In the fifth, Sabathia got himself into a jam. Dariel Alvarez reached with a walk and Reimold followed it up with a single. After Parra moved both runners up with a sac bunt, Sabathia got a huge strikeout against Manny Machado. I thought, at that point, things would go swimmingly for New York for rest of the game. Unfortunately for CC he drilled Chris Davis to load the bases, which prompted Joe Girardi to bring in Adam Warren to close out the fifth. Sabathia wasn’t happy about it but with pitch count at 85 and a righty hitter (Jonathan Schoop) coming up, Joe didn’t want to take too many chances.
Warren did his job against Schoop – he induced a grounder to Chase Headley that should have ended the inning but his throw tumbled mid-air like changeup and went through Drew’s legs.
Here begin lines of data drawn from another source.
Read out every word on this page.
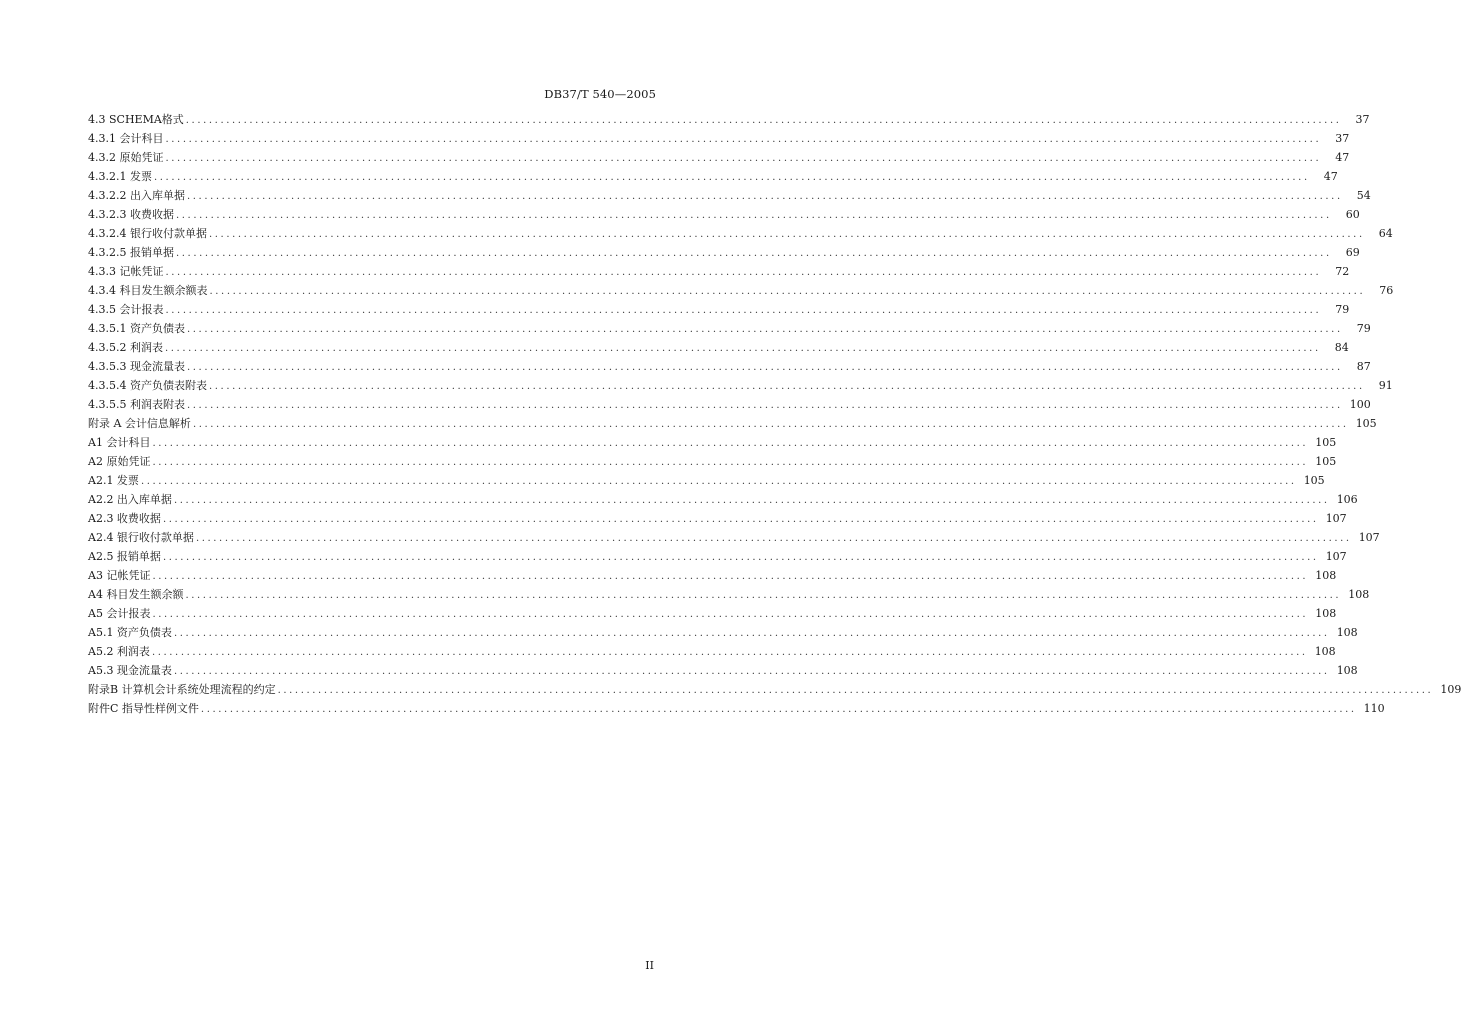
DB37/T 540—2005
4.3 SCHEMA格式 ........................................................................................................................................................................................................	37
4.3.1 会计科目 ........................................................................................................................................................................................................	37
4.3.2 原始凭证 ........................................................................................................................................................................................................	47
4.3.2.1 发票 ........................................................................................................................................................................................................	47
4.3.2.2 出入库单据 ........................................................................................................................................................................................................	54
4.3.2.3 收费收据 ........................................................................................................................................................................................................	60
4.3.2.4 银行收付款单据 ........................................................................................................................................................................................................	64
4.3.2.5 报销单据 ........................................................................................................................................................................................................	69
4.3.3 记帐凭证 ........................................................................................................................................................................................................	72
4.3.4 科目发生额余额表 ........................................................................................................................................................................................................	76
4.3.5 会计报表 ........................................................................................................................................................................................................	79
4.3.5.1 资产负债表 ........................................................................................................................................................................................................	79
4.3.5.2 利润表 ........................................................................................................................................................................................................	84
4.3.5.3 现金流量表 ........................................................................................................................................................................................................	87
4.3.5.4 资产负债表附表 ........................................................................................................................................................................................................	91
4.3.5.5 利润表附表 ........................................................................................................................................................................................................ 100
附录 A 会计信息解析 ........................................................................................................................................................................................................ 105
A1 会计科目 ........................................................................................................................................................................................................ 105
A2 原始凭证 ........................................................................................................................................................................................................ 105
A2.1 发票 ........................................................................................................................................................................................................ 105
A2.2 出入库单据 ........................................................................................................................................................................................................ 106
A2.3 收费收据 ........................................................................................................................................................................................................ 107
A2.4 银行收付款单据 ........................................................................................................................................................................................................ 107
A2.5 报销单据 ........................................................................................................................................................................................................ 107
A3 记帐凭证 ........................................................................................................................................................................................................ 108
A4 科目发生额余额 ........................................................................................................................................................................................................ 108
A5 会计报表 ........................................................................................................................................................................................................ 108
A5.1 资产负债表 ........................................................................................................................................................................................................ 108
A5.2 利润表 ........................................................................................................................................................................................................ 108
A5.3 现金流量表 ........................................................................................................................................................................................................ 108
附录B 计算机会计系统处理流程的约定 ........................................................................................................................................................................................................ 109
附件C 指导性样例文件 ........................................................................................................................................................................................................ 110
II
However, that doesn’t excuse Drew of his error either – it looked definitely catchable for any ML infielder. Baltimore scored two on that miscue and made it a 3-3 tie game.
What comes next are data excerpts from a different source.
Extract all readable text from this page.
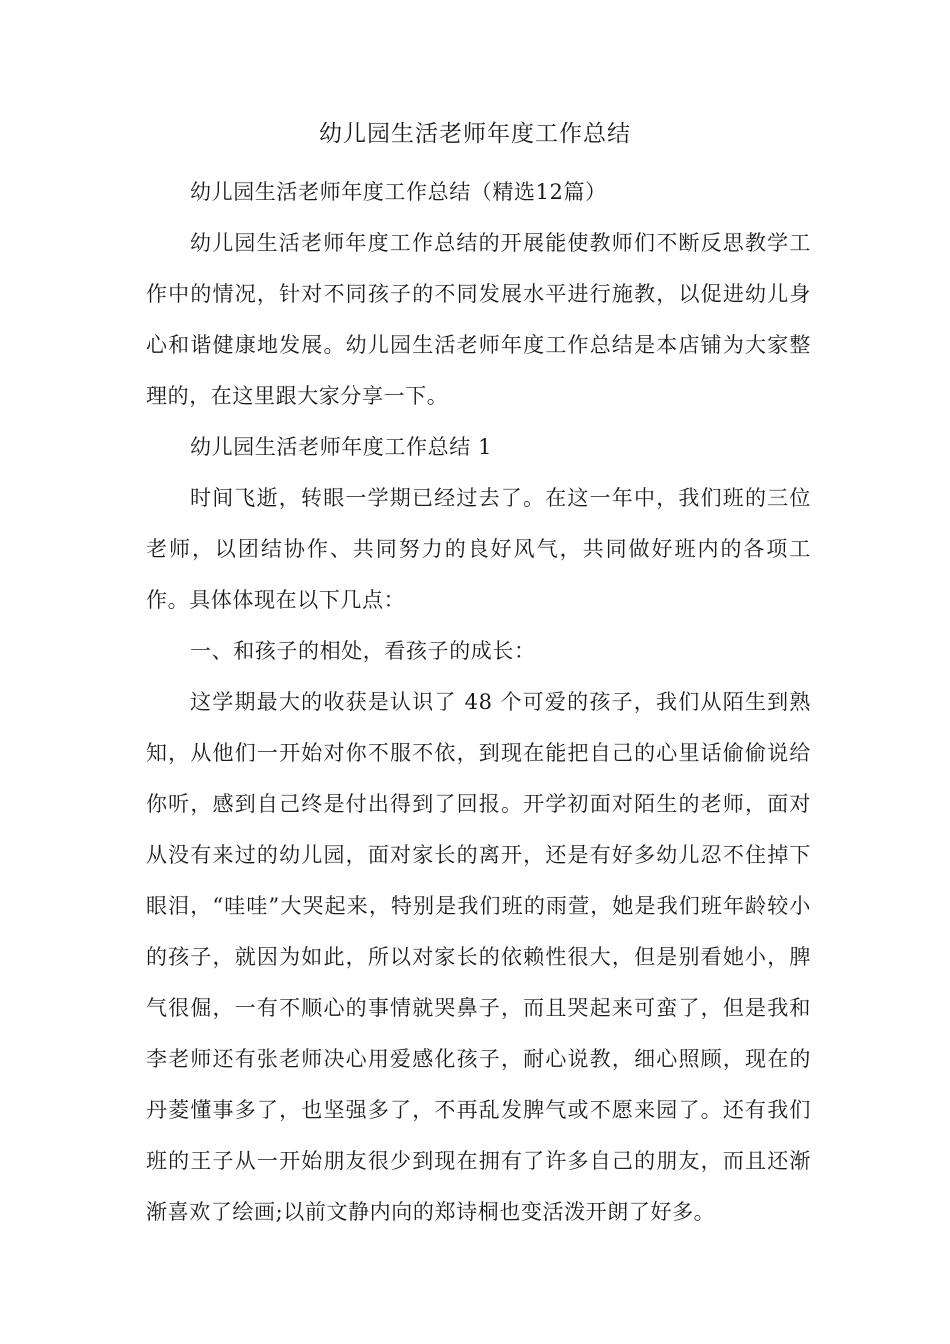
幼儿园生活老师年度工作总结

幼儿园生活老师年度工作总结（精选12篇）

幼儿园生活老师年度工作总结的开展能使教师们不断反思教学工作中的情况，针对不同孩子的不同发展水平进行施教，以促进幼儿身心和谐健康地发展。幼儿园生活老师年度工作总结是本店铺为大家整理的，在这里跟大家分享一下。

幼儿园生活老师年度工作总结 1

时间飞逝，转眼一学期已经过去了。在这一年中，我们班的三位老师，以团结协作、共同努力的良好风气，共同做好班内的各项工作。具体体现在以下几点：

一、和孩子的相处，看孩子的成长：

这学期最大的收获是认识了 48 个可爱的孩子，我们从陌生到熟知，从他们一开始对你不服不依，到现在能把自己的心里话偷偷说给你听，感到自己终是付出得到了回报。开学初面对陌生的老师，面对从没有来过的幼儿园，面对家长的离开，还是有好多幼儿忍不住掉下眼泪，“哇哇”大哭起来，特别是我们班的雨萱，她是我们班年龄较小的孩子，就因为如此，所以对家长的依赖性很大，但是别看她小，脾气很倔，一有不顺心的事情就哭鼻子，而且哭起来可蛮了，但是我和李老师还有张老师决心用爱感化孩子，耐心说教，细心照顾，现在的丹菱懂事多了，也坚强多了，不再乱发脾气或不愿来园了。还有我们班的王子从一开始朋友很少到现在拥有了许多自己的朋友，而且还渐渐喜欢了绘画;以前文静内向的郑诗桐也变活泼开朗了好多。
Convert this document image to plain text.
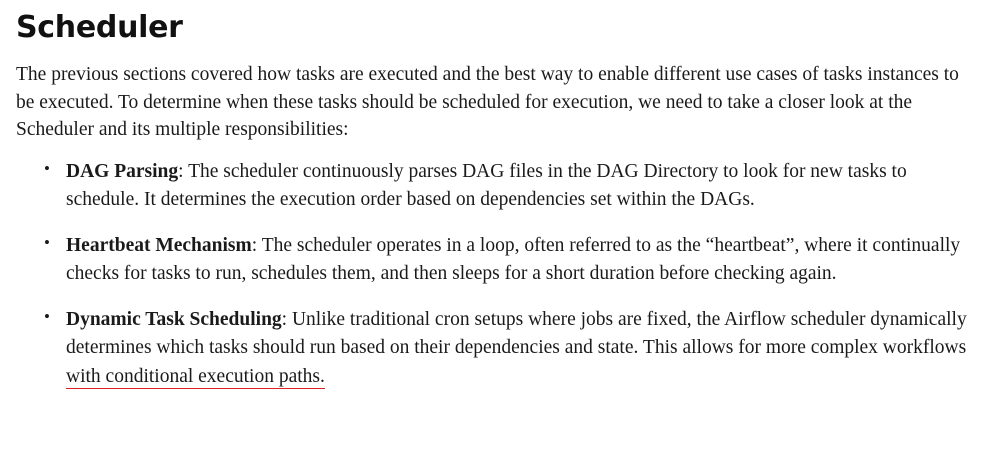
Scheduler

The previous sections covered how tasks are executed and the best way to enable different use cases of tasks instances to be executed. To determine when these tasks should be scheduled for execution, we need to take a closer look at the Scheduler and its multiple responsibilities:

• DAG Parsing: The scheduler continuously parses DAG files in the DAG Directory to look for new tasks to schedule. It determines the execution order based on dependencies set within the DAGs.
• Heartbeat Mechanism: The scheduler operates in a loop, often referred to as the “heartbeat”, where it continually checks for tasks to run, schedules them, and then sleeps for a short duration before checking again.
• Dynamic Task Scheduling: Unlike traditional cron setups where jobs are fixed, the Airflow scheduler dynamically determines which tasks should run based on their dependencies and state. This allows for more complex workflows with conditional execution paths.
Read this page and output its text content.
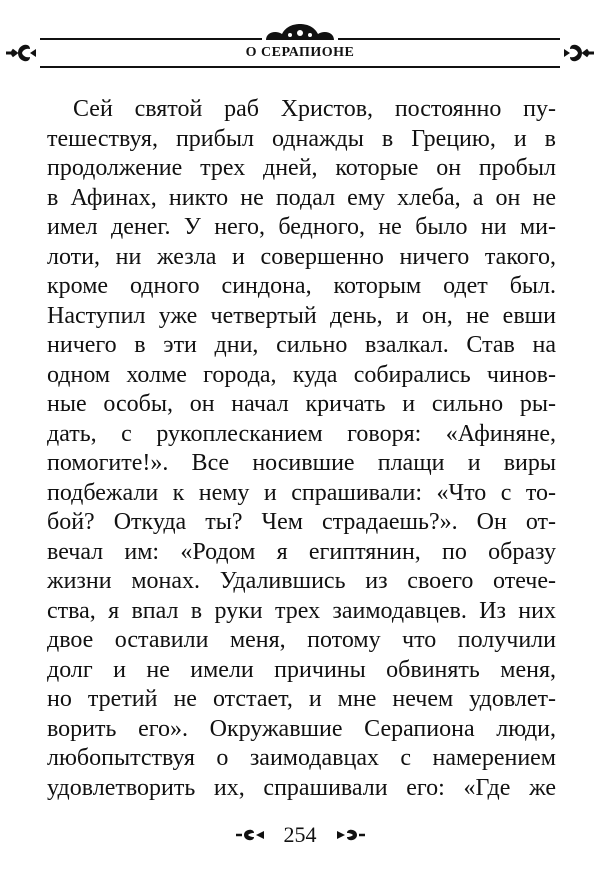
О СЕРАПИОНЕ
Сей святой раб Христов, постоянно пу-
тешествуя, прибыл однажды в Грецию, и в
продолжение трех дней, которые он пробыл
в Афинах, никто не подал ему хлеба, а он не
имел денег. У него, бедного, не было ни ми-
лоти, ни жезла и совершенно ничего такого,
кроме одного синдона, которым одет был.
Наступил уже четвертый день, и он, не евши
ничего в эти дни, сильно взалкал. Став на
одном холме города, куда собирались чинов-
ные особы, он начал кричать и сильно ры-
дать, с рукоплесканием говоря: «Афиняне,
помогите!». Все носившие плащи и виры
подбежали к нему и спрашивали: «Что с то-
бой? Откуда ты? Чем страдаешь?». Он от-
вечал им: «Родом я египтянин, по образу
жизни монах. Удалившись из своего отече-
ства, я впал в руки трех заимодавцев. Из них
двое оставили меня, потому что получили
долг и не имели причины обвинять меня,
но третий не отстает, и мне нечем удовлет-
ворить его». Окружавшие Серапиона люди,
любопытствуя о заимодавцах с намерением
удовлетворить их, спрашивали его: «Где же
254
September Beltran, the step before October Beltran
Beltran made up for misreading the fly ball by hitting an oppo-dinger off of Ubaldo Jimenez. He squared up a fastball on the outer edge of the strik ezone and quite frankly, I was surprised that it carried so much. Old man’s still got it.
Beltran drove in two more runs in the third. With two outs and two runners in scoring position, Beltran drilled a slider inside to make it 3-1 Yanks. Three RBI for the old man and they turned out to be the only runs for the Yanks tonight.
To remind you how good he’s been – since May 1, Beltran has hit for a .878 OPS (prior to the game). After tonight’s game, he has a 123 wRC+ with an isolated power just below .200 (.199 to be precise) for the whole season. That contract isn’t looking too grim anymore!
Faltering in late innings, again
Warren held on his own pretty well in the sixth and seventh innings. Meanwhile, the Yankee offense came up with almost zilch against Ubaldo Jimenez. Dustin Ackley did hit an oppo-double in the seventh for his first Yankee hit but New York came up empty-handed. In top of eighth, with one out and 2-2 count against Steven Pearce, Warren hung a curve right up the zone. Pearce did not miss any of it and sent the ball to the visitor’s bullpen to give Baltimore a 4-3 lead.
Yankee offense went three-up, three-down against Darren O’Day in the bottom eighth. New York allowed another run in the ninth with Chris Davis’s RBI ground-rule double with two runners on. 5-3 Orioles. In the bottom ninth, Beltran, Brian McCann and A-Rod got completely handcuffed by Zach Britton to finalize a loss – a swift end to a disappointing night.
Box score, standings, highlights and WPA
Here’s tonight’s box score, updated standings, video highlights and WPA.
Source: FanGraphs
Yankees will have the Blue Jays on a four-game series at home. Needless to say… very, very crucial, right? Youngster Luis Severino will take the hill against David Price. Now that’s a matchup.